In the end, The Conduit shows a ton of potential. It could finally be the Wii shooter we'd all hoped to get when the console was unveiled some three and a half years ago. If the controls work as well as it looks like they do, it could provide an experience that allows gamers to really feel like they're aiming a gun at alien creatures, rather than just waggling, locking on, and waggling some more. My only fear with the controls is that with the endless amount of customization, players will have trouble finding their sweet spot when it may have been better for the developers to limit selections to a few predetermined optimum builds.
In addition, the folks at High Voltage have put some effort into creating an interesting sci-fi world that at least has a chance of making the player care about the story and characters. The Drudge and their allies seem like a formidable set of enemies, and guns at Michael Ford's disposal seem varied and interesting. The environments themselves were a well crafted, and the graphics are among the very best seen on the Wii to date.

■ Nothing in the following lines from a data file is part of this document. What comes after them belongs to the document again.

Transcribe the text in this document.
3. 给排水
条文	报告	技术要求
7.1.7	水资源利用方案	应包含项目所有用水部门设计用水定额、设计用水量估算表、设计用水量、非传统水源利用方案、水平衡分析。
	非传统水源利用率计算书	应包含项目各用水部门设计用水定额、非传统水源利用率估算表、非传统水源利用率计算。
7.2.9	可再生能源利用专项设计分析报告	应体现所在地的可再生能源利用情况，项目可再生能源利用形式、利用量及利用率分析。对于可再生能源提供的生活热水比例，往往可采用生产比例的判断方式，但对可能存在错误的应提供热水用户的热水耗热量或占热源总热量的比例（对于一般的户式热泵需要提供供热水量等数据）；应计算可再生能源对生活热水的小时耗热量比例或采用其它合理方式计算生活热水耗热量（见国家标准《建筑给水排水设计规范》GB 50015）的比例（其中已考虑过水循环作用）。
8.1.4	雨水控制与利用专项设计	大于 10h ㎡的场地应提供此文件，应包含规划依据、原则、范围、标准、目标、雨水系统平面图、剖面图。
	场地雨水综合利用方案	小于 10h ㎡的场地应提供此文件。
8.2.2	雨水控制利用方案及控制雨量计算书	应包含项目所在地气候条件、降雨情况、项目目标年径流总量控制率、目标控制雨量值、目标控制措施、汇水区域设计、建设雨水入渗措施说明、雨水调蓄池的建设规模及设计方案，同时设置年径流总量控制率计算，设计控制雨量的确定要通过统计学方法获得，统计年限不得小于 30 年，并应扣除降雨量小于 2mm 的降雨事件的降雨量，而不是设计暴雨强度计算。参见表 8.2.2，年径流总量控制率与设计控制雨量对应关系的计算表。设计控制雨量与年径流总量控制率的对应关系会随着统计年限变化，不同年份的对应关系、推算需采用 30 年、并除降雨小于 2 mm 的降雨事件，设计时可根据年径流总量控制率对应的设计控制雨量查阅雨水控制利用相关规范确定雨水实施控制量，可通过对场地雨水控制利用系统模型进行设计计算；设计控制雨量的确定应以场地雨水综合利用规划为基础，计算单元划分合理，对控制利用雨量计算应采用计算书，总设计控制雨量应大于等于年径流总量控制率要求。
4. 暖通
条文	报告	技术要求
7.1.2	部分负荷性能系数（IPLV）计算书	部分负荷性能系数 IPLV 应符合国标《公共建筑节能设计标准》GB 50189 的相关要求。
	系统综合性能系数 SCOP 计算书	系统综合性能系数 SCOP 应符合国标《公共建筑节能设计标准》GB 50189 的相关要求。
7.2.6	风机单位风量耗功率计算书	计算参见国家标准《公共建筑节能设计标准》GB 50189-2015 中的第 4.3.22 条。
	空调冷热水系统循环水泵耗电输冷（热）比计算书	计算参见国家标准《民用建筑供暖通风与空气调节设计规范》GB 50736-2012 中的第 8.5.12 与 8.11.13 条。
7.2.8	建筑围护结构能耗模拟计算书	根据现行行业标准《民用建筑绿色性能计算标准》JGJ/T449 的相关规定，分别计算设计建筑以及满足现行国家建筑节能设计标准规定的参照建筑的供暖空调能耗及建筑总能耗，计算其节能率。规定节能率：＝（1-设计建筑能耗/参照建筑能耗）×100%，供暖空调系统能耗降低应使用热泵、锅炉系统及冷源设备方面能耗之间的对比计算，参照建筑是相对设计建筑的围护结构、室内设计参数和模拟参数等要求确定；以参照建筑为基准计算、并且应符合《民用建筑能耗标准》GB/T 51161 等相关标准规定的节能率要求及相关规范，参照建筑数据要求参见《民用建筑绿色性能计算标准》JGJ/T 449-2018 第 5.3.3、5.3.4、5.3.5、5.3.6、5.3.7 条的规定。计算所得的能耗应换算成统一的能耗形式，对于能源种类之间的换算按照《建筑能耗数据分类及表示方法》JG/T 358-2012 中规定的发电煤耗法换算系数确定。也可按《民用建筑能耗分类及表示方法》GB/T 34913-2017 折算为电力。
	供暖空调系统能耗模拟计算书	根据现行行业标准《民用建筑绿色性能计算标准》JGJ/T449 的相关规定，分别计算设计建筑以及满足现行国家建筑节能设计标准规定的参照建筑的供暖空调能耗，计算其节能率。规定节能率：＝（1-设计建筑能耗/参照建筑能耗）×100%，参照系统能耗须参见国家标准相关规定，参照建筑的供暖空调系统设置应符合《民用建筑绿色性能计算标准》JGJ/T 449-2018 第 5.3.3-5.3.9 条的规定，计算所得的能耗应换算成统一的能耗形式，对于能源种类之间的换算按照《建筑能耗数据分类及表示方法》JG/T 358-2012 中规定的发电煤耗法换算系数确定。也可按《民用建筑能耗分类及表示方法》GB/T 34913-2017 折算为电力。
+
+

Much of The Conduit's lasting appeal will come down to if High Voltage can pull off the promised 16 player online multiplayer and find good work-arounds to Nintendo's awful friend code system and historically laggy network connections. However, the single-player campaign at least looks deep and promising enough to stand on its own, so hopefully The Conduit can lead a hardcore gaming charge on the casual motion controlled system.
Finally, one last note of interest to Nintendo fanboys: At the end of the demo, I asked Matt Corso if they had pushed the Wii as far as it could go. His response: "This is just the tip of the iceberg, there are new graphical technologies we've already developed that came along too late to include in The Conduit."